On December 5, the House passed H.R. 3309, also known as the Innovation Act, by a wide margin of 325-91. The bill now moves to the Senate, where it’s expected to receive limited opposition and could be signed into law by the end of the year.

Proponents of the bill included industry giants such as Google and Microsoft, but it also saw broad support from brick and mortar businesses that have felt the sting of patent trolling practices, which we’ll describe below.

On balance, we see the Innovation Act as an important step in patent reform that should effectively weed out a significant number of frivolous lawsuits, while also providing businesses an extra layer of economic protection against patent trolls.

What are Patent Trolls and How Does the Innovation Act Address Them?

“Patent Trolls,” also known as “non-practicing entities” or “patent assertion entities,” are companies set up for the sole purpose of buying patents and asserting them. They can be a positive force when they help protect small inventors by asserting their patents against larger infringing companies.

In recent years, however, patent trolling practices have grown increasingly abusive. Patent trolls will send demand letters to businesses which they accuse of violating a patent, often forcing that business to do one of two things: engage in an expensive and often lengthy round of patent litigation, or pay a licensing settlement — often times simply to avoid legal fees. In many cases, though, the business hasn’t even violated patent law.

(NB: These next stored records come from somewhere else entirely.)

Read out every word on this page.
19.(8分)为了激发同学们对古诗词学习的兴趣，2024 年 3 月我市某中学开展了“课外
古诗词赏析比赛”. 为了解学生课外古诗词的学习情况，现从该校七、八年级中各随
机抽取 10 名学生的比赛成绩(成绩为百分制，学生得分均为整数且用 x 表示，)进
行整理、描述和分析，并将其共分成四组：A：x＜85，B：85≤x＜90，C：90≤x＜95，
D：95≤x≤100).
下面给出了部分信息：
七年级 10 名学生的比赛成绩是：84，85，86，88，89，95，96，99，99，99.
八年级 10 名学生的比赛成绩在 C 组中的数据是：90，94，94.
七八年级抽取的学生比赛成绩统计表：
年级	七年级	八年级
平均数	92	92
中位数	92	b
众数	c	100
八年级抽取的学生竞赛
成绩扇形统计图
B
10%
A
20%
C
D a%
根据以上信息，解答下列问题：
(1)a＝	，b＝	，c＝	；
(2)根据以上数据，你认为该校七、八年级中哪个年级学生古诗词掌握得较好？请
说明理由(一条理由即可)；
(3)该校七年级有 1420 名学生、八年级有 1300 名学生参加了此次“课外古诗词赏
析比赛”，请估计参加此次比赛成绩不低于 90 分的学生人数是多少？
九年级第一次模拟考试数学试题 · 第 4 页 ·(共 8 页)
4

The Innovation Act is designed to curb these abusive patent trolling practices by making it more difficult procedurally to bring a case forward. The act has many provisions, but here are the key ones we think will have the biggest impact in discouraging abusive tactics:

  • Require more upfront specificity in patent lawsuits. Requires a claimant to identify the patents and claims that are being infringed, and explain how they are being infringed. This provision largely addresses the problem Thomas Yeh wrote about in a 2012 George Washington Law Review article, when he asserted that Section 337 of the Tariff Act of 1930 should be amended “to require licensing complainants to demonstrate an injury to their domestic industry before obtaining an exclusion order.”
  • Transparency of patent ownership. Requires the plaintiff to name all parties with ownership and financial interest in the patent, and anyone with a right to sublicense or enforce it.
  • Assigning legal fees. Requires the losing party to pay fees and expenses associated with the suit if the claims made were not reasonably justified under the law.
  • Limit and/or delay discovery. In some cases, the court may determine that it must first rule on the construction of terms in a patent claim before considering the alleged infringement. The act allows the court in these cases to limit the amount of information needed in discovery, which can save the defendant quite a bit of time and money needed to put that information together.
  • Customer suit exception. If a patent troll targets an end user of a certain technology, such as a small business, the manufacturer of that technology (bigger business) can intervene on their behalf. This provision would be a sigh of relief for many small businesses that simply can’t afford to address a patent infringement claim.

Assessing the Impact of the Innovation Act

A Boston University study estimates that patent trolls have cost defendants $500 billion in lost revenues between 1990 and 2010, but it also seems fair to consider the sizable opportunity cost that’s incurred when businesses forgo research and development out of fear of patent trolling.

Should the Innovation Act effectively serve its purpose of creating headwinds for unfair and frivolous patent litigation cases, the businesses that avoid lawsuits as a result can operate more freely and fairly, contributing to output and innovation where they otherwise might not have.